I now just took a glance at the notes I scribbled down when in the throes of the revelation. “& meanwhile all these thoughts coursing thru my head,” I wrote; then, “(& writing down these words!)” with an arrow pointing to the preceding phrase, and then another arrow pointing to itself (the phrase in parentheses). Yes, of course: even my thinking about determinism was determined by factors internal and external to my body and preceding and concurrent with the thinking. Where in any of this is there room for some “free” act of “will”? Nowhere at all. In fact, there isn’t even any place for me – for an agent who does any of this stuff. What there is is a flow of events, including some that we conceive as experiences of our own self initiating various actions on its own behalf. But the way we conceptualize the flow (probably even including conceptualizing it as a flow) is rife with anomalies and gaps, which current science is filling in and rationalizing. The final result will be a story about what is going on that is utterly different from the tale we are accustomed to tell. And the trickiest part may not be the neuroscience and such but the replacement of our everyday vocabulary with a more scientifically informed one. For example, somehow we are going to have to learn how to talk about ourselves without even referring to “me.” Our present language only enables us to utter nonsense, such as “I do not exist.” Says who, right?

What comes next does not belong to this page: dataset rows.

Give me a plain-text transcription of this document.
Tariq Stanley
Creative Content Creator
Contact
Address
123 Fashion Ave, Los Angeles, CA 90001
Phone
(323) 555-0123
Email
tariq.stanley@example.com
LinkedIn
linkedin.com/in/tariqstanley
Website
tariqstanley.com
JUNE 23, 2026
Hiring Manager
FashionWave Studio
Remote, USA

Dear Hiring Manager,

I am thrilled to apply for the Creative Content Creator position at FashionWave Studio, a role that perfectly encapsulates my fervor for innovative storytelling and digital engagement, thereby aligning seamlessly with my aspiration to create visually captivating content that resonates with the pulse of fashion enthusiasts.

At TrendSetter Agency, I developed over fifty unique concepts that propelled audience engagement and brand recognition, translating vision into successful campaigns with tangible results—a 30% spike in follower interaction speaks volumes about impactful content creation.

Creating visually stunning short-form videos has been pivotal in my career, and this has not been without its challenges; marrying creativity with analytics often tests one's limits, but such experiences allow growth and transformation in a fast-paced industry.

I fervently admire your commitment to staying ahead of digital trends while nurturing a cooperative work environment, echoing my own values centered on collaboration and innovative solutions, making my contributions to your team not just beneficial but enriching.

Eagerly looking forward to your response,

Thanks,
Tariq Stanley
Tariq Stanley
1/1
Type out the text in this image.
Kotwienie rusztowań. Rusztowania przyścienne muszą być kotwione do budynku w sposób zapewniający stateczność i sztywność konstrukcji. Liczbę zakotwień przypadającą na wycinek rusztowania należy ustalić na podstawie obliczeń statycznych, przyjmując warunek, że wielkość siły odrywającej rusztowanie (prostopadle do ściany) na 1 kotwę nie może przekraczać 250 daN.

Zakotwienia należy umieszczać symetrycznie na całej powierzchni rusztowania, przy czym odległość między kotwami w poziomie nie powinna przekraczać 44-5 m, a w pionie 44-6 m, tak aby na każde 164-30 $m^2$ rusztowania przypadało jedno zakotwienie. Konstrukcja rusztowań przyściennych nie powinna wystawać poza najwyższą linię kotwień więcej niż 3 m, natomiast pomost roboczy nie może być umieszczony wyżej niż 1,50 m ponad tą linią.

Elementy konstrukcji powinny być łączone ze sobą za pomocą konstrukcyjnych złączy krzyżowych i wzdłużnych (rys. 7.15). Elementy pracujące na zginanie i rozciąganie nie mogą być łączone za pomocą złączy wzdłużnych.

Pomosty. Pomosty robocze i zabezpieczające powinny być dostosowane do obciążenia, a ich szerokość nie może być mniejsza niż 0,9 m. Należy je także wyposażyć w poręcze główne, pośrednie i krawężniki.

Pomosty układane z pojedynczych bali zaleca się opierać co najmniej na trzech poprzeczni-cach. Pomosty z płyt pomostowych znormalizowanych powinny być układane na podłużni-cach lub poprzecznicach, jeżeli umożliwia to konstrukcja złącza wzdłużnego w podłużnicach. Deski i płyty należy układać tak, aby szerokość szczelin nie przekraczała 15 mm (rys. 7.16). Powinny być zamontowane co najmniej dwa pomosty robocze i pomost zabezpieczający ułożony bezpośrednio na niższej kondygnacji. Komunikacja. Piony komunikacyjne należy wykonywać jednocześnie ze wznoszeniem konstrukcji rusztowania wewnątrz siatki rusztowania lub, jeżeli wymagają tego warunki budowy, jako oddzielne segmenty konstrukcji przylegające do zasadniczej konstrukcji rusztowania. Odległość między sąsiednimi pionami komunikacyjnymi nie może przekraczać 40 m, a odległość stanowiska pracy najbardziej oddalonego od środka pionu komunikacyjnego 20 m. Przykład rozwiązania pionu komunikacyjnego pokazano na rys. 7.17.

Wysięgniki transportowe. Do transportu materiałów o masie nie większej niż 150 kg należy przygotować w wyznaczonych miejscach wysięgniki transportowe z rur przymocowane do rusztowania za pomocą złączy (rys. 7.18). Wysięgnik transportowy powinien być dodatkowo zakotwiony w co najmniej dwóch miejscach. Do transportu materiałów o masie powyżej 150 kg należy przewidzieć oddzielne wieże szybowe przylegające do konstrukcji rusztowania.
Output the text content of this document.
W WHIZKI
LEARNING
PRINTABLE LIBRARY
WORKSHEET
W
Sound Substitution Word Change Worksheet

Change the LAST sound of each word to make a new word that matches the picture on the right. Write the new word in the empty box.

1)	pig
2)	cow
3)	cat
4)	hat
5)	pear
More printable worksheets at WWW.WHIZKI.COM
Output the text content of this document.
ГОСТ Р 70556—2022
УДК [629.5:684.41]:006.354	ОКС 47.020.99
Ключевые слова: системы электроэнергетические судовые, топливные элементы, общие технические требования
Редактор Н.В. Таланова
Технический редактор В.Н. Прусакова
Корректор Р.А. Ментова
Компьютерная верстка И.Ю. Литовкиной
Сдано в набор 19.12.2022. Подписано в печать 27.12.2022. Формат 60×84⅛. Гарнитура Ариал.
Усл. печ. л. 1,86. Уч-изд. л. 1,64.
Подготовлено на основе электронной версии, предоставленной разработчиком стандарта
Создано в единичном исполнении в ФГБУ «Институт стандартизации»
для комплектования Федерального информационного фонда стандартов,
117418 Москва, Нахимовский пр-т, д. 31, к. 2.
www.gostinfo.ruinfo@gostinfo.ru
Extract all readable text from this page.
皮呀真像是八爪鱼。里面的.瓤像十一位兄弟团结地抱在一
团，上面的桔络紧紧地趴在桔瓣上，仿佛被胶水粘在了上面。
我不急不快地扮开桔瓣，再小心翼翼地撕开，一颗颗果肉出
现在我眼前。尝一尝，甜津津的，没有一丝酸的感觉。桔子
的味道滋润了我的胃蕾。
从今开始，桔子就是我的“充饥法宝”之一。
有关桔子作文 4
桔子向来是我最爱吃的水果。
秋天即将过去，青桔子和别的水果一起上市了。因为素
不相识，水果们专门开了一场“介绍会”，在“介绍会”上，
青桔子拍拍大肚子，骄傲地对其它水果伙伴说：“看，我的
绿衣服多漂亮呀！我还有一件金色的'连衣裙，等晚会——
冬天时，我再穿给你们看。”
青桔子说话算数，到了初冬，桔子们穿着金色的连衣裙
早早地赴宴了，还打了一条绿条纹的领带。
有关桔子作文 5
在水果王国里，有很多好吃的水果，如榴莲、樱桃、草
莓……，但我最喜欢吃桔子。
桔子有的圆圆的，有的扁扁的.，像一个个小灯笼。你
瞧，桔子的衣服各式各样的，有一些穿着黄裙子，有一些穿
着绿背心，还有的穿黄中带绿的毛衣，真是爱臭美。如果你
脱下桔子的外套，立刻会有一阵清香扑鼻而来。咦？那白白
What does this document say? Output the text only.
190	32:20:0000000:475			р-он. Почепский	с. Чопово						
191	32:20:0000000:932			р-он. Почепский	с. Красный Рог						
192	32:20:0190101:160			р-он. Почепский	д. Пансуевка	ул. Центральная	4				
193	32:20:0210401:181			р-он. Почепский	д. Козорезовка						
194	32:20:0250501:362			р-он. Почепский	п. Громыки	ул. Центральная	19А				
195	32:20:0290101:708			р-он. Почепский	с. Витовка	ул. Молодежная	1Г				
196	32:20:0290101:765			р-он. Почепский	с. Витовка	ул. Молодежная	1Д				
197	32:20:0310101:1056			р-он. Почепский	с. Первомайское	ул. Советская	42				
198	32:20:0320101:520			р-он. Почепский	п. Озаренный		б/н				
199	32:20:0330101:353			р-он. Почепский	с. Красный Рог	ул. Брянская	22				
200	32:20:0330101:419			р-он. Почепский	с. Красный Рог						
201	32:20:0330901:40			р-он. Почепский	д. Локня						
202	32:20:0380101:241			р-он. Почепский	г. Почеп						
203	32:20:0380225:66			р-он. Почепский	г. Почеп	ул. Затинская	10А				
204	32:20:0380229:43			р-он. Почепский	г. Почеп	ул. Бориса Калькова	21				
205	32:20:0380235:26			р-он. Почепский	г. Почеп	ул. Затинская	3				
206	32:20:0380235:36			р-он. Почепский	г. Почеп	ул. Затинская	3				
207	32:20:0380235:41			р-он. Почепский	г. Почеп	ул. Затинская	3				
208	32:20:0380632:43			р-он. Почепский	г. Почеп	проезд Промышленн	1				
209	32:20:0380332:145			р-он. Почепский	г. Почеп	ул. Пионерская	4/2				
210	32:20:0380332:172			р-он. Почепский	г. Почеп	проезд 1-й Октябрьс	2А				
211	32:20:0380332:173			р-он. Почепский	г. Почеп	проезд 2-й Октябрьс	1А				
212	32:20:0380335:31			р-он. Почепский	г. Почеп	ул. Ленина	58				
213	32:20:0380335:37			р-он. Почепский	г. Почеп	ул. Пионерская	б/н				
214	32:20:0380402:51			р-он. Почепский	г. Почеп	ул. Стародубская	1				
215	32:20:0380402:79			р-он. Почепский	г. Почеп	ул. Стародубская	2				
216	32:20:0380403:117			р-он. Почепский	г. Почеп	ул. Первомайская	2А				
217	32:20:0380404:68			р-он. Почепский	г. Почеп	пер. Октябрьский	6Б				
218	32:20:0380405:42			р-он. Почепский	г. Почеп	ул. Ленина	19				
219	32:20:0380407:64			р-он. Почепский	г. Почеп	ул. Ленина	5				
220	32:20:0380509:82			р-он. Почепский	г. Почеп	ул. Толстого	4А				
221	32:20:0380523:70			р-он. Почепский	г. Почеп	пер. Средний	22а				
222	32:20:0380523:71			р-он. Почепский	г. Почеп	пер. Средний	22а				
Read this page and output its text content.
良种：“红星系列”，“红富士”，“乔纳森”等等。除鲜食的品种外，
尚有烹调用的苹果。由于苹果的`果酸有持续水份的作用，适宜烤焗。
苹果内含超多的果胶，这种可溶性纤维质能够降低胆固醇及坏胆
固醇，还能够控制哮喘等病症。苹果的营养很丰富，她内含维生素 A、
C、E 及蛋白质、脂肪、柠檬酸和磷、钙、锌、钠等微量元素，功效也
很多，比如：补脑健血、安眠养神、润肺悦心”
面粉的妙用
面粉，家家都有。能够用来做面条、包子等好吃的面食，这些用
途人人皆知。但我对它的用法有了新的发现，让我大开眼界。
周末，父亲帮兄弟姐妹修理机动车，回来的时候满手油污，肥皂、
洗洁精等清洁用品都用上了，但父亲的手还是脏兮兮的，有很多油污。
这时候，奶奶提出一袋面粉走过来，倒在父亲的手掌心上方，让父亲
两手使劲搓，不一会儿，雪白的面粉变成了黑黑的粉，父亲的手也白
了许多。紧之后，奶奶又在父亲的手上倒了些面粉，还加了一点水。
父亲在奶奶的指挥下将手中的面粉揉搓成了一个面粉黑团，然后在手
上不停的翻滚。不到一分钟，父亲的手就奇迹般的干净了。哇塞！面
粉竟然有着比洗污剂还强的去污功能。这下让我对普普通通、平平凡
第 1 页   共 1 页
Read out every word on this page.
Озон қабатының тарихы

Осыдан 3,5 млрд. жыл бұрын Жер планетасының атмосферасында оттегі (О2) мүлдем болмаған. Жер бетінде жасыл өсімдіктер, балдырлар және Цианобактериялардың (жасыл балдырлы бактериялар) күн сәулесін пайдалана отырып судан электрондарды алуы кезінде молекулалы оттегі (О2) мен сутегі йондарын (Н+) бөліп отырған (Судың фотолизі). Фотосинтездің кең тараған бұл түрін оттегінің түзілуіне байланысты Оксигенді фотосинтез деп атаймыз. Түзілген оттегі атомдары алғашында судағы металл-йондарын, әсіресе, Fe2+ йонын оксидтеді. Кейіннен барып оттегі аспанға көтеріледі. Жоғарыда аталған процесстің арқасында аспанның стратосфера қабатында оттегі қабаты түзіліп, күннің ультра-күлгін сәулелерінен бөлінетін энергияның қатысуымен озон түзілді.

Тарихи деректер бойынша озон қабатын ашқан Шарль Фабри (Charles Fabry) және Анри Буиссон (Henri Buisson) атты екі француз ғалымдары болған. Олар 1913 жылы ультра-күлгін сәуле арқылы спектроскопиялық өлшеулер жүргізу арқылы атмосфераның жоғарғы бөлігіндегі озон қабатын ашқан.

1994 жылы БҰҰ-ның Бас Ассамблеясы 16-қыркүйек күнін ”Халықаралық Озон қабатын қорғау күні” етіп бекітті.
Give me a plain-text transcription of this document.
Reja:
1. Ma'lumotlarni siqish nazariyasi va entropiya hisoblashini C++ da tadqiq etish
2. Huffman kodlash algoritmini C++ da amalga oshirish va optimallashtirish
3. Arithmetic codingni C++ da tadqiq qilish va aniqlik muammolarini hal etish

Joel Marks is Professor Emeritus of Philosophy at the University of New Haven in West Haven, Connecticut, and a Bioethics Center Scholar at Yale University. He has his greatest ideas upon awakening, while walking, washing dishes, and taking showers (but not all at the same time). The kitchen sink at which his most recent revelation occurred is the very same one pictured on the cover of his book of Moral Moments published a decade ago. He thanks Joshua Greene for being the stimulus of this essay.